CR: A lot of my perception in life—my dyslexic perception—is about the duality of things, and I’ve been trying to find the duality in my lyrics. Ultimately, our main goal is to make the vibe and the music that we would be happiest to hear, as opposed to an entire industry that’s still pointed toward: “I can get you in the door. I need you to sound like this and wear a yellow hat.” If you look at it as a prism of being super free, then we have this luxury. We only have to answer to our own criteria—what we think is deep, what we think is interesting, what we think is dynamic, what we think has great emotional commerce.

BRINGING IT ALL BACK HOME

NC: We were working on a song [in the living room,] and Chris was throwing his ideas out at us. We were getting close to finishing it, but we needed another part. Chris left the house and went outside to a bench under these trees to work on some lyrics. I didn’t know where he had gone, so I went out to the other side of the house to the deck with an acoustic guitar, trying to come up with this part. When I came up with it, I came in and I said, “Where’s Chris?” Somebody said, “He’s out there.” So I walked out with my guitar, found him and said, “Check this out.” He said, “I like it.” We came in and finished the tune. That’s what you get out of a place like this. You get to walk outside into your little stand of trees and just work on your ideas and bring them back together.

DEADHEAD DNA

CR: We’re recording just down the road from the spot where Jerry was really at his best. But, in a weird way, this album is the least that we have been influenced by him.

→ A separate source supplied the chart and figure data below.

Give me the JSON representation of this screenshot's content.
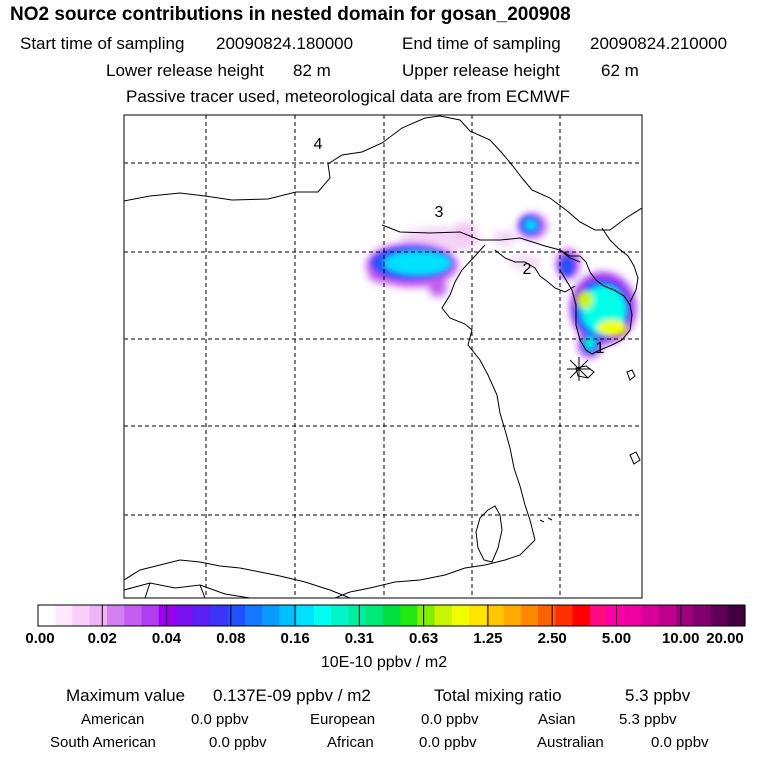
{
  "header": {
    "title": "NO2 source contributions in nested domain for gosan_200908",
    "start_time_label": "Start time of sampling",
    "start_time": "20090824.180000",
    "end_time_label": "End time of sampling",
    "end_time": "20090824.210000",
    "lower_height_label": "Lower release height",
    "lower_height": "82 m",
    "upper_height_label": "Upper release height",
    "upper_height": "62 m",
    "note": "Passive tracer used, meteorological data are from ECMWF"
  },
  "map": {
    "region_labels": [
      "4",
      "3",
      "2",
      "1"
    ],
    "receptor_marker": "star-icon",
    "colors": {
      "border": "#000000",
      "grid": "#000000"
    }
  },
  "colorbar": {
    "tick_labels": [
      "0.00",
      "0.02",
      "0.04",
      "0.08",
      "0.16",
      "0.31",
      "0.63",
      "1.25",
      "2.50",
      "5.00",
      "10.00",
      "20.00"
    ],
    "unit_label": "10E-10 ppbv / m2",
    "colors": [
      "#ffffff",
      "#fde8fd",
      "#f7cff7",
      "#efb4f3",
      "#d380f1",
      "#c35ef1",
      "#b33df5",
      "#9b00f0",
      "#7a10f0",
      "#5a20f4",
      "#3a35f8",
      "#2050ff",
      "#1477ff",
      "#0a9bff",
      "#00c0ff",
      "#00e0ff",
      "#00fff0",
      "#00f5c8",
      "#00eea0",
      "#00e878",
      "#00e040",
      "#20e810",
      "#80f000",
      "#c8f500",
      "#f0ff00",
      "#ffe400",
      "#ffc800",
      "#ffaa00",
      "#ff8800",
      "#ff6000",
      "#ff3000",
      "#ff0000",
      "#ff0a80",
      "#ff00a8",
      "#f000a0",
      "#d80098",
      "#c0008c",
      "#a00080",
      "#800070",
      "#600058",
      "#400040"
    ]
  },
  "stats": {
    "max_label": "Maximum value",
    "max_value": "0.137E-09 ppbv / m2",
    "total_label": "Total mixing ratio",
    "total_value": "5.3 ppbv",
    "contributions": [
      {
        "name": "American",
        "value": "0.0 ppbv"
      },
      {
        "name": "European",
        "value": "0.0 ppbv"
      },
      {
        "name": "Asian",
        "value": "5.3 ppbv"
      },
      {
        "name": "South American",
        "value": "0.0 ppbv"
      },
      {
        "name": "African",
        "value": "0.0 ppbv"
      },
      {
        "name": "Australian",
        "value": "0.0 ppbv"
      }
    ]
  }
}
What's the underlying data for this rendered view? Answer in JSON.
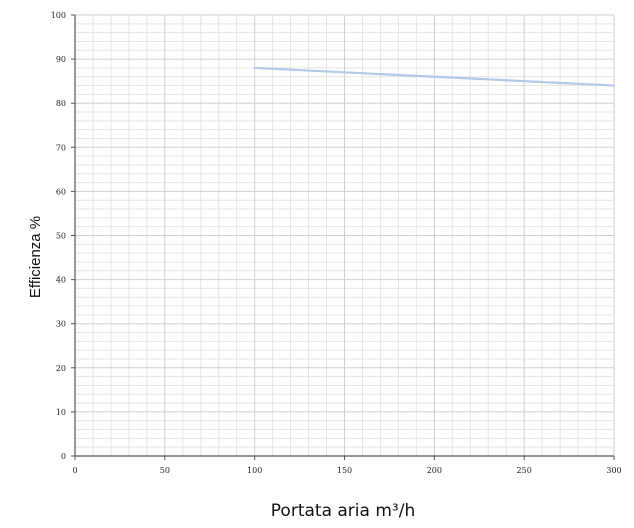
{
  "chart_data": {
    "type": "line",
    "title": "",
    "xlabel": "Portata aria m³/h",
    "ylabel": "Efficienza %",
    "xlim": [
      0,
      300
    ],
    "ylim": [
      0,
      100
    ],
    "xticks": [
      0,
      50,
      100,
      150,
      200,
      250,
      300
    ],
    "yticks": [
      0,
      10,
      20,
      30,
      40,
      50,
      60,
      70,
      80,
      90,
      100
    ],
    "x_tick_labels": [
      "0",
      "50",
      "100",
      "150",
      "200",
      "250",
      "300"
    ],
    "y_tick_labels": [
      "0",
      "10",
      "20",
      "30",
      "40",
      "50",
      "60",
      "70",
      "80",
      "90",
      "100"
    ],
    "grid": true,
    "series": [
      {
        "x": [
          100,
          300
        ],
        "y": [
          88,
          84
        ],
        "color": "#b4c8ea"
      }
    ]
  }
}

NC: To help start the band, the Grateful Dead model helped get us on our feet conceptually. But now that we are on our feet, and we’ve developed our own identity, it’s not as necessary a touchstone for us. It’s there in our fabric because the DNA of the band was built through that. We’ve all been doing our time—Tony, as a Deadhead kid, has seen more shows than any of us, but I saw my share and Chris saw his share, and we’ve been playing with Phil.

EXPANSIVE AMBITION

CR: Our ambition—what we are doing musically and what we’ve bitten off—is expansive in nature. That’s part of what was interesting about [the 2012 releases] Big Moon Ritual and The Magic Door, and what we were trying to do with that situation. Conventional wisdom would have said, “Take the best songs from both records and make one record, blah blah blah.” If you’re Adele, then you only get to put out one record every three or four years because so many people are trying to get their Christmas bonus off of her singing. We have the luxury of being free from that. So, that also gives us this great place to be super creative with not only what we release, but how and when we release things. It’s art-driven. We’ll see what lies on the horizon. It should be equally as creative as we are with the music, equally as creative as how it’s put out there.